WASHINGTON - Pemerintahan Presiden Amerika Serikat (AS) Joe Biden akan melanjutkan pengiriman bom seberat 500 pon ke Israel tetapi akan terus menahan pasokan bom seberat 2.000 pon karena kekhawatiran tentang penggunaannya di Gaza yang padat penduduknya.
AS pada bulan Mei lalu menghentikan pengiriman bom seberat 2.000 pon dan 500 pon karena kekhawatiran atas dampak yang mungkin terjadi di Gaza selama perang yang dimulai dengan serangan lintas perbatasan Hamas yang mematikan pada 7 Oktober.
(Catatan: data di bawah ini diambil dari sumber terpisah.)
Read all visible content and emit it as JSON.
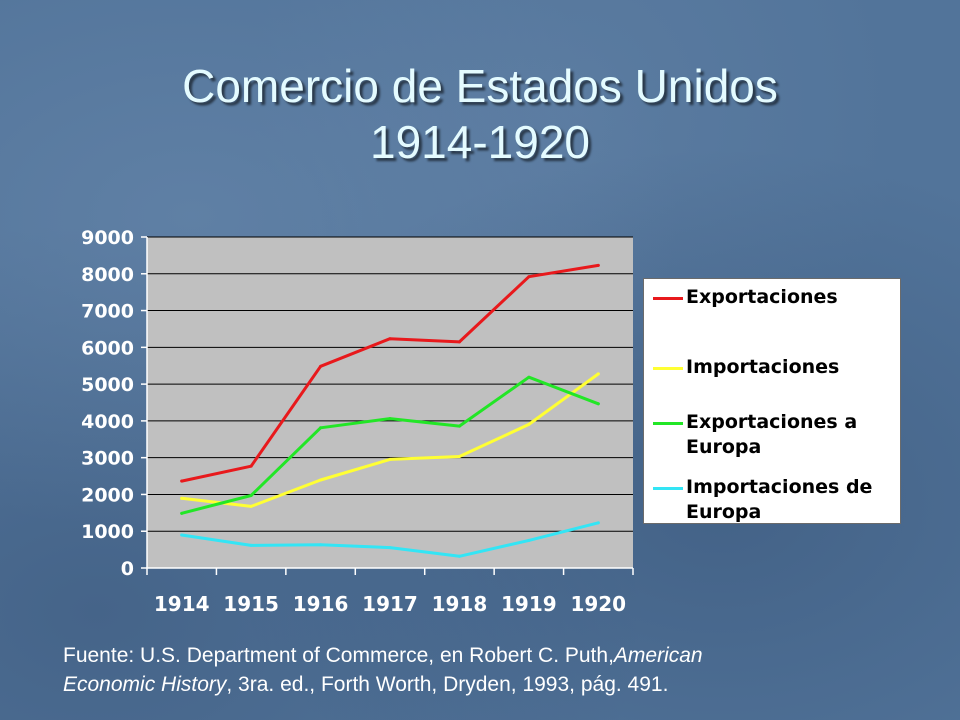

Kekhawatiran khusus pemerintah adalah penggunaan bom berukuran besar di Rafah, tempat lebih dari satu juta warga Palestina mengungsi.
“Kami sudah jelas bahwa kekhawatiran kami adalah pada penggunaan akhir bom seberat 2.000 pon tersebut, khususnya untuk kampanye Rafah Israel yang telah mereka umumkan akan selesai,” kata seorang pejabat AS, yang berbicara tanpa mau disebutkan namanya, dikutip Reuters.
Satu bom seberat 2.000 pon dapat menembus beton dan logam tebal, sehingga menciptakan radius ledakan yang luas.
Pejabat Amerika itu mengatakan bahwa bom-bom seberat 500 pon itu ditempatkan dalam pengiriman yang sama dengan bom-bom yang lebih besar, sehingga bom-bom tersebut dihentikan sementara dan karena itu tertahan.
“Kekhawatiran utama kami adalah potensi penggunaan bom seberat 2.000 pon di Rafah dan tempat lain di Gaza karena kekhawatiran kami bukan mengenai bom seberat 500 pon, hal tersebut dilakukan sebagai bagian dari proses yang biasa,” tambah pejabat tersebut.
AS telah memberi tahu Israel bahwa mereka melepaskan bom seberat 500 pon namun tetap menahan bom yang lebih besar, kata seseorang yang mengetahui masalah tersebut.
Pada bulan Juni lalu, Perdana Menteri (PM) Israel Benjamin Netanyahu mengklaim Washington menahan senjata, dan memohon kepada para pejabat AS untuk memperbaiki situasi. Para pembantu Biden menyatakan kekecewaan dan kebingungan atas pernyataan pemimpin Israel tersebut.